A job that actually gives me money to live.

A job that is very satisfactory.

The security of a house I will not be forced to leave due to financial difficulties.

Enough gifts for my children under the Christmas tree.

The certainty of days of calm and quiet and complete relax ahead of me.

A lot of wonderful helping people met at my workplace.

A feeling of total emotional independence.

My family coming to visit in a few day and the prospective of a three days holiday for New Year’s eve.

The greatest love of all.


(My mom’s Christmas tree)

The magic in a kid’s eyes

Simply.

We went to the Christmas village today, despite my usual stress about being in crowded places and how unsafe our good old Europe feels recently.


And we had a good time. But like a really good one. The girls got all excited and enjoyed every part of it.


It wasn’t commercial or anything, it was just all cute and believable El took it for completely real and she’s not easy to fool.


Going in the morning made it less crowded (by the end of the visit it was packed anyway). I love the idea of keeping the Christmas spirit in the house and our family life. 

I know, not the religious part of it but the concept of family and fraternity Christmas speaks about.


The dream. The dream of having an old man bringing presents to all the kids in the world. What’s more beautiful? Gifts without actual reason. Equality in receiving them.


This year is going to be different for us. We’re not traveling anywhere. We’re staying at home, just the three of us. I was genuinely too tired to engage in some 10 hours train trip back and forth in around 48hours. And I think we need exclusive time together, I work a lot, the girls go to school. Two days just for us, eating fish on Christmas eve, unwrapping presents on Sunday morning,drawing, playing, having homemade hot chocolate…


So. Have the greatest time of all with your family. The rest is nothing.

The red and the green

I just love Christmas. And Christmas decorations. I love the warm feeling they bring into any house.

I don’t have a big house. Nor a fancy one to be honest. But it’s the best I could have and it’s lovely, tho I’m constantly working on it.


Just today we started talking Christmas family organization. As much as I love to be with my mother and grandmother at that time of the year, I must also admit I’m tired. I need rest, sleep, very little stress. I’d also maybe like some solo time with my girls.


We’ll see what we will come up with. At the same time the end of the year will be spent in the mountains, surrounded by snow.
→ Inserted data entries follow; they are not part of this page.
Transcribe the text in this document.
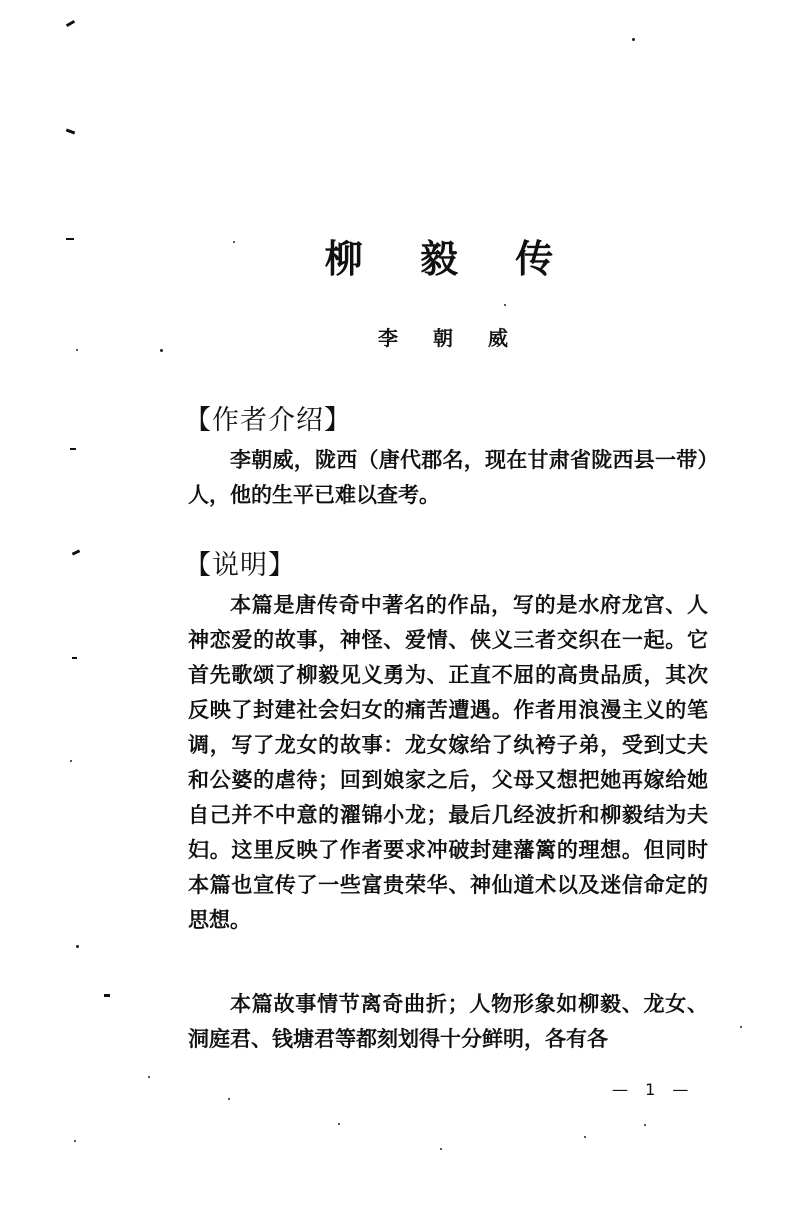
柳 毅 传
李 朝 威
【作者介绍】
李朝威，陇西（唐代郡名，现在甘肃省陇西县一带）人，他的生平已难以查考。
【说明】
本篇是唐传奇中著名的作品，写的是水府龙宫、人神恋爱的故事，神怪、爱情、侠义三者交织在一起。它首先歌颂了柳毅见义勇为、正直不屈的高贵品质，其次反映了封建社会妇女的痛苦遭遇。作者用浪漫主义的笔调，写了龙女的故事：龙女嫁给了纨袴子弟，受到丈夫和公婆的虐待；回到娘家之后，父母又想把她再嫁给她自己并不中意的濯锦小龙；最后几经波折和柳毅结为夫妇。这里反映了作者要求冲破封建藩篱的理想。但同时本篇也宣传了一些富贵荣华、神仙道术以及迷信命定的思想。
本篇故事情节离奇曲折；人物形象如柳毅、龙女、洞庭君、钱塘君等都刻划得十分鲜明，各有各
— 1 —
As for doing something different and for the girls to see their dad, working up there.


Now I just want to start baking things and eat them with the girls along with some fresh milk with honey.


I understand the wish for change of today but don’t forget to look in the past to bring back to life festive spirit and harmony, commitment to the loved ones whether they’re close to you or far away.

Passing days

Those days has been pretty intense. 

On the optics of rationalizing our home, I’m making space, rearranging furniture, finding small spaces and interior solutions as well as getting rid of all things we don’t need.

The girls room had a restyling. A personal space for each and a toddler bed for Tati, at last.


And obviously I didn’t had any time to work on my wardrobe. I put all their stuff and home stuff in order but could not take a time for mine.

Well, next week end.

In the meantime school is reminding me Christmas is coming soon. 

Our tree will be a lot smaller but we are going to enjoy every part of making it.

Christmas kid’s art game is going strong around here.


Tomorrow I have El Elementary school meeting. I’m currently considering two different Montessori schools. We’ll see what I’ll like and eventually dislike about both of them. I’m staying positive that we will find a school that can fit that little high cognitive potential sweetie.